# Old recording of Franck Violin Sonata in A Major



## prof8 (Sep 19, 2008)

I need some help! Many years ago I owned a CD that was an old recording of the Franck Violin and Piano Sonata in A Major. I seem to have lost it. All I remember is that the CD had a blue cover (with a black and white photograph?) and it was clearly an old recording because the recording was quite scratchy--as if it had been taken off a vinyl record. It was the best version of this sonata I have ever heard. I think it may have been played a little bit more leisurely than some other recordings I have listened to.

Can anyone help me? I can't remember the names of the performers for the life of me!
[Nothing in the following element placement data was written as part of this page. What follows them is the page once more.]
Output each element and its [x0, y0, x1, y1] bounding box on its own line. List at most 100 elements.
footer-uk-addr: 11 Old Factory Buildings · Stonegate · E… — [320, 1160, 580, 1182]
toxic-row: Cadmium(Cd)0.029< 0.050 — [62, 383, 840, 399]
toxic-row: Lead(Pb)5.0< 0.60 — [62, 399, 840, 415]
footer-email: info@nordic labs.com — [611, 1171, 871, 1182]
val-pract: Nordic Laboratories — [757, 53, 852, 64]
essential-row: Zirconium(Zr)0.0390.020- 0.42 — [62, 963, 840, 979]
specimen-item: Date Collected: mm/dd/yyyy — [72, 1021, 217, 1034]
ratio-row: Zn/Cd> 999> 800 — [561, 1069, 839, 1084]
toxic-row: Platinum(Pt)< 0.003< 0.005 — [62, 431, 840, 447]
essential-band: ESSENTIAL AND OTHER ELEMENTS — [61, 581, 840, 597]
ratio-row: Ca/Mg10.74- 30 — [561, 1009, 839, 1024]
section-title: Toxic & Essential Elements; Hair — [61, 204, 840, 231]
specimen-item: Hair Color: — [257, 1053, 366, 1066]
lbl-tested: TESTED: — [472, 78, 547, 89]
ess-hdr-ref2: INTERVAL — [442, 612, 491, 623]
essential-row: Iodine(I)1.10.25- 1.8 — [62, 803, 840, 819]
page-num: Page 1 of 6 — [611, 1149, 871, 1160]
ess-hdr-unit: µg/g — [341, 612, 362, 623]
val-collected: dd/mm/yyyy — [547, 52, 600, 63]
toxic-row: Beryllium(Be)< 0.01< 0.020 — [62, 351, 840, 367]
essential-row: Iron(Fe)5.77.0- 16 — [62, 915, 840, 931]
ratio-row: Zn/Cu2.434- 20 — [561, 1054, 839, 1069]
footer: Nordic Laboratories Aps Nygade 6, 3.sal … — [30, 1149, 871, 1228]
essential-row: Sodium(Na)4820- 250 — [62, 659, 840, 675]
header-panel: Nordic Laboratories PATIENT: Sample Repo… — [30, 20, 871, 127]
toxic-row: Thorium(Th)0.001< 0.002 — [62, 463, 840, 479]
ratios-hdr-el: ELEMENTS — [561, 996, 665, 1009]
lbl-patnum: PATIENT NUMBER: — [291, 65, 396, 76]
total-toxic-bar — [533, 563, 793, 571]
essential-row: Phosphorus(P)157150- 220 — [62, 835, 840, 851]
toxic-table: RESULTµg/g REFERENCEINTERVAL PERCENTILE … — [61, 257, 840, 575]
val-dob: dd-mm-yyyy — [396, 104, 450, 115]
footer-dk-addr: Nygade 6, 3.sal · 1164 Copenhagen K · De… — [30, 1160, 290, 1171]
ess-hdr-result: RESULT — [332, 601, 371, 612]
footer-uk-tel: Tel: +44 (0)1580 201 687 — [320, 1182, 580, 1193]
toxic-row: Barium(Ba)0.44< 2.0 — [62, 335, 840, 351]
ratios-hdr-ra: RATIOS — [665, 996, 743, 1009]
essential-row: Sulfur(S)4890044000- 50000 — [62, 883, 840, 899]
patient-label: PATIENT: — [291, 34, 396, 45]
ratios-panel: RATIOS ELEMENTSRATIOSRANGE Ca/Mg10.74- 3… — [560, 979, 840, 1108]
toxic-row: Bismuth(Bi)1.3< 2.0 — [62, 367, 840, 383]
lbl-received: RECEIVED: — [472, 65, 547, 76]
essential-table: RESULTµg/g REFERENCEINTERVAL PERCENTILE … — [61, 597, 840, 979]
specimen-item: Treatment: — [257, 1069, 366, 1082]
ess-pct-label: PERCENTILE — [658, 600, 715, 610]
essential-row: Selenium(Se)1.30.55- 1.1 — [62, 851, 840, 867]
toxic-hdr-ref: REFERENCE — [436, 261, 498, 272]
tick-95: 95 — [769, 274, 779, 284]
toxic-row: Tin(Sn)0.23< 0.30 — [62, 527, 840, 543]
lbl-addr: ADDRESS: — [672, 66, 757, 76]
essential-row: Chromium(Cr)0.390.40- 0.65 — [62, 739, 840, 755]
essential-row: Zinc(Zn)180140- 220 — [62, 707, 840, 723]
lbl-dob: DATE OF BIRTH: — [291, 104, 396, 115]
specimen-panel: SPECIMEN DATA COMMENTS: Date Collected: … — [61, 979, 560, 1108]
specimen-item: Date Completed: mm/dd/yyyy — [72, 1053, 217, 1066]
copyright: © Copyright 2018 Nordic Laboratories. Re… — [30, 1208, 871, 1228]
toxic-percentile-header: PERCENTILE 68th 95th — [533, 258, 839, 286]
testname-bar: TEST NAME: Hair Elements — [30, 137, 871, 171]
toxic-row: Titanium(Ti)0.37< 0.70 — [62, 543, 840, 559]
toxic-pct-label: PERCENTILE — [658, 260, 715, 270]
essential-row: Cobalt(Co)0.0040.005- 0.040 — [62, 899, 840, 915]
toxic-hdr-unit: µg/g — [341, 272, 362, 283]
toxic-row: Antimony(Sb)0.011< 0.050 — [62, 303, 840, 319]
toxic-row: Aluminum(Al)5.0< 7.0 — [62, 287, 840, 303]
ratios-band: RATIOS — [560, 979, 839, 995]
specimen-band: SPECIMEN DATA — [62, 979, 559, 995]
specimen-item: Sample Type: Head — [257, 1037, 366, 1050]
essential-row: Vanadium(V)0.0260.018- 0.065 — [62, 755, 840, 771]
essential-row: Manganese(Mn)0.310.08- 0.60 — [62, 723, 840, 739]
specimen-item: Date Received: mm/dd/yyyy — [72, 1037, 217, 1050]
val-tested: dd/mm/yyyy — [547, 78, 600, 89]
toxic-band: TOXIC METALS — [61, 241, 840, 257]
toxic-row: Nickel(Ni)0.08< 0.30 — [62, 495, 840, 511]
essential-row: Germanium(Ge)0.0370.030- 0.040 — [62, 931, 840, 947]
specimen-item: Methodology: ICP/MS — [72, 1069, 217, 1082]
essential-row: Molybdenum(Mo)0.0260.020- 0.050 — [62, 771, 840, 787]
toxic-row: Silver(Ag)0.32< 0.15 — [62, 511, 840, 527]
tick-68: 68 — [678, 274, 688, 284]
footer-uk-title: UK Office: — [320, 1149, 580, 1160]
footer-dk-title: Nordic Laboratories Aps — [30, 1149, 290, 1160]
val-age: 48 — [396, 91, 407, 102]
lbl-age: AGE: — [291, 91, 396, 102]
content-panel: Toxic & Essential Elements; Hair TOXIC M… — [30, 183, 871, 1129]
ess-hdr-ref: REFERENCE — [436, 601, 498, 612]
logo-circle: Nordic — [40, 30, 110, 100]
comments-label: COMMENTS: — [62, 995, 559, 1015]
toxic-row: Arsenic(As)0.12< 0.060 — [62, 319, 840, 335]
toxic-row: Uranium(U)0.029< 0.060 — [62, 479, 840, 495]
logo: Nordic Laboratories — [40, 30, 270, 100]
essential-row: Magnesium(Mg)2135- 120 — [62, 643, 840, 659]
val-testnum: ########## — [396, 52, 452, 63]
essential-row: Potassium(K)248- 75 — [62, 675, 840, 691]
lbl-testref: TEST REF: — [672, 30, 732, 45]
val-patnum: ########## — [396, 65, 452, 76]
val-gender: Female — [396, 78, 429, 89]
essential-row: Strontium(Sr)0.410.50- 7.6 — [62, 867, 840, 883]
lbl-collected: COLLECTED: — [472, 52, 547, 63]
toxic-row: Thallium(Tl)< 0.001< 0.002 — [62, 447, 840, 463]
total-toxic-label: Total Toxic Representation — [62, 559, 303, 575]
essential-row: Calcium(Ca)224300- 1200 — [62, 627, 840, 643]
I'm desperate to track down this wonderful recording. 

Thanks for your help.


----------



## opus67 (Jan 30, 2007)

Any of these, perhaps?

http://www.arkivmusic.com/classical/album.jsp?album_id=3252
http://www.arkivmusic.com/classical/album.jsp?album_id=36282
http://www.arkivmusic.com/classical/album.jsp?album_id=29428

There are about a hundred more listed here.


----------



## YsayeOp.27#6 (Dec 7, 2007)

An old one? Perhaps the Catterall-Murdoch recording from 1923.
Or the famous one by Jacques Thibaud and Alfred Cortot?


----------



## Vaneyes (May 11, 2010)

The oldest Franck Violin Sonata I would want is the '68 Perlman & Ashkenazy (Decca). I also have a good '80 Kremer & Maisenberg (Praga). For the transcribed Cello Sonata, the '89 Isserlis & Devoyon (Virgin).


----------